二叉树morris遍历，空间复杂度为 O(1)

二叉树递归遍历如下：

额外空间复杂度为：树的高度。原因：自己虽然没有申请额外空间，但是递归过程是要压栈占用栈内存的，栈帧数最大就为树的高度

// 每个节点只到1或2次(有限次)，时间复杂度为O(N)
public static void process(Node root) {
    if (root == null) return;
    // 1.此处输出当前节点的值——前序
    process(root.left);
    // 2.此处输出当前节点的值——中序
    process(root.right);
    // 3.此处输出当前节点的值——后序
}

Morris遍历细节

假设来到当前节点cur,开始时cur来到头节点位置

1. 如果cur没有左孩子，cur向右移动(cur = cur.right)

2. 如果cur有左孩子，就看左子树上最右的节点mostRight（如果左子树没有右节点，就是它自己）:

   1. 如果左子树mostRight的右指针指向空，让其指向cur, 然后cur向左移动(cur = cur.left)

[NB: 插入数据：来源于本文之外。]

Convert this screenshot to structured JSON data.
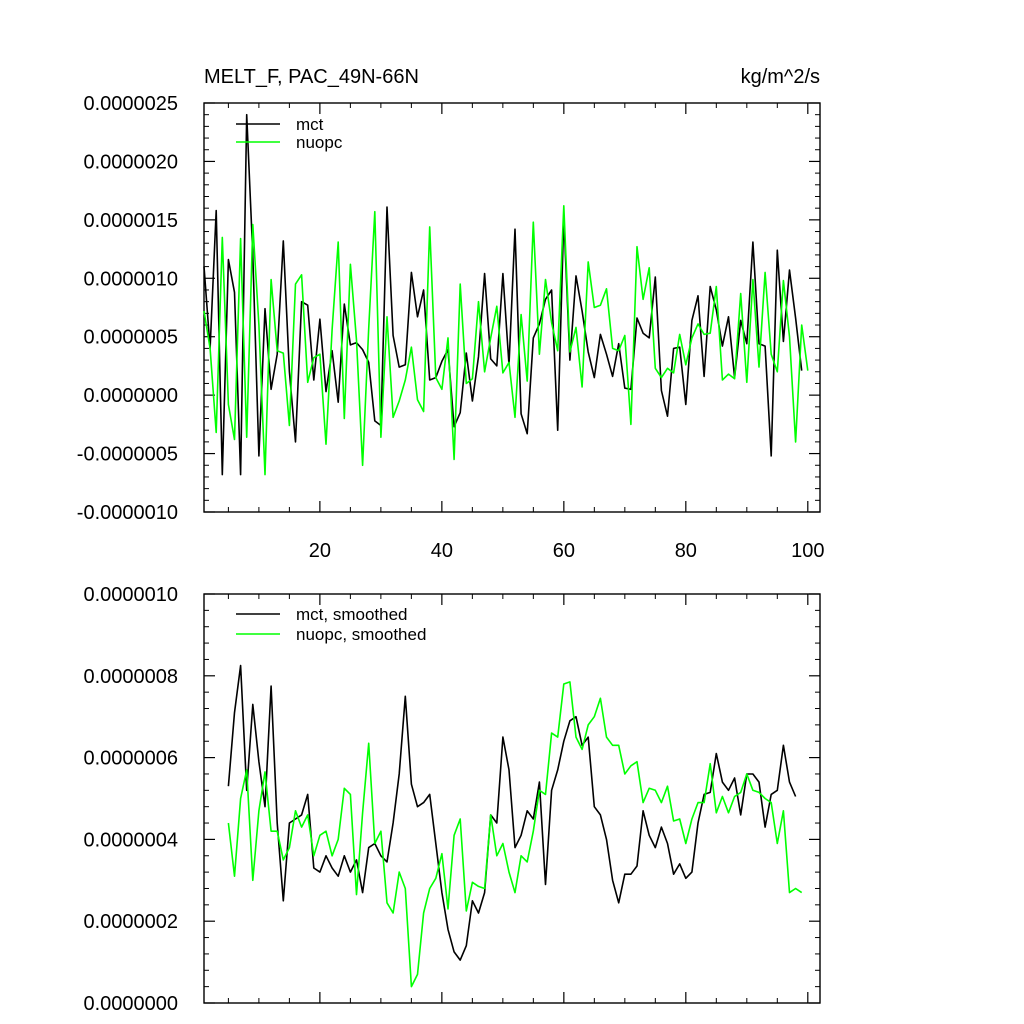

   2. 如果左子树mostRight的右指针指向cur，让其指向null, 然后cur向右移动(cur = cur.right)

3. cur为空时遍历停止

Morris序：任何节点有左树则到两次，没左数则到一次

对于到两次的，如何确定是第一次还是第二次到？如果左子树最右节点没有指向cur，则说明是第一次到

morris遍历

public static void morris(Node head) {
    if (head == null) return;
    Node cur = head;
    Node mostRight = null;
    while (cur != null) {
        mostRight = cur.left;
        if (mostRight != null) {
            while (mostRight.right != null && mostRight.right != cur) {
                mostRight = mostRight.right;
            }
            if (mostRight.right == null) {
                mostRight.right = cur;
                cur = cur.left;
                continue;
            } else {
                mostRight.right = null;
            }
        }
        cur = cur.right;
    }
}

morris先序遍历

public static void morrisPre(Node head) {
    if (head == null) return;
    Node cur = head;
    Node mostRight = null;
    while (cur != null) {
        mostRight = cur.left;
        if (mostRight != null) { // 如果有左子树
            while (mostRight.right != null && mostRight.right != cur) {
                mostRight = mostRight.right;
            }
            if (mostRight.right == null) {
                System.out.print(cur.val + " ");  // 如果有左子树，则第一次来就打印
                mostRight.right = cur;
                cur = cur.left;
                continue;
            } else {
                mostRight.right = null;
            }
        } else { //没有左子树，只来一次，直接打印
            System.out.print(cur.val + " ");
        }
        cur = cur.right;
    }
}

morris中序遍历

public static void morrisIn(Node head) {
    if (head == null) return;
    Node cur = head;
    Node mostRight = null;
    while (cur != null) {
        mostRight = cur.left;
        if (mostRight != null) { // 如果没有左子树
            while (mostRight.right != null && mostRight.right != cur) {
                mostRight = mostRight.right;
            }
            if (mostRight.right == null) {
                mostRight.right = cur;
                cur = cur.left;
                continue;
            } else {
                System.out.print(cur.val + " "); // 如果没有左子树，则第二次到的时候打印
                mostRight.right = null;
            }
        } else { //没有左子树，只来一次，直接打印
            System.out.print(cur.val + " ");
        }
        cur = cur.right;
    }
}

morris后序遍历

public static void morrisPos(Node head) {
    if (head == null) return;
    Node cur = head;
    Node mostRight = null;
    while (cur != null) {
        mostRight = cur.left;
        if (mostRight != null) {
            while (mostRight.right != null && mostRight.right != cur) {
                mostRight = mostRight.right;
            }
            if (mostRight.right == null) {
                mostRight.right = cur;
                cur = cur.left;
                continue;
            } else {
                mostRight.right = null;
                printEdge(cur.left);
            }
        }
        cur = cur.right;
    }
    printEdge(head);
}
 
// 逆序打印右边界
public static void printEdge(Node head) {
    Node tail = reverseEdge(head);
    Node cur = tail;
    while (cur != null) {
        System.out.print(cur.val + " ");
        cur = cur.right;
    }
    reverseEdge(tail);
}
 
// 其实跟反转链表一样的道理
public static Node reverseEdge(Node head) {
    Node pre = null;
    Node next = null;
    while (head != null) {
        next = head.right;
        head.right = pre;
        pre = head;
        head = next;
    }
    return pre;
}

morris 遍历的优缺点

优点：相比于递归遍历优化了空间复杂度，由O(logN)  到了 O(1)

缺点：代码相对复杂一点点，并且虽然时间复杂度同样为 O(N)，但它的整体过程较麻烦，跑起来是相对于递归来说还是慢一些的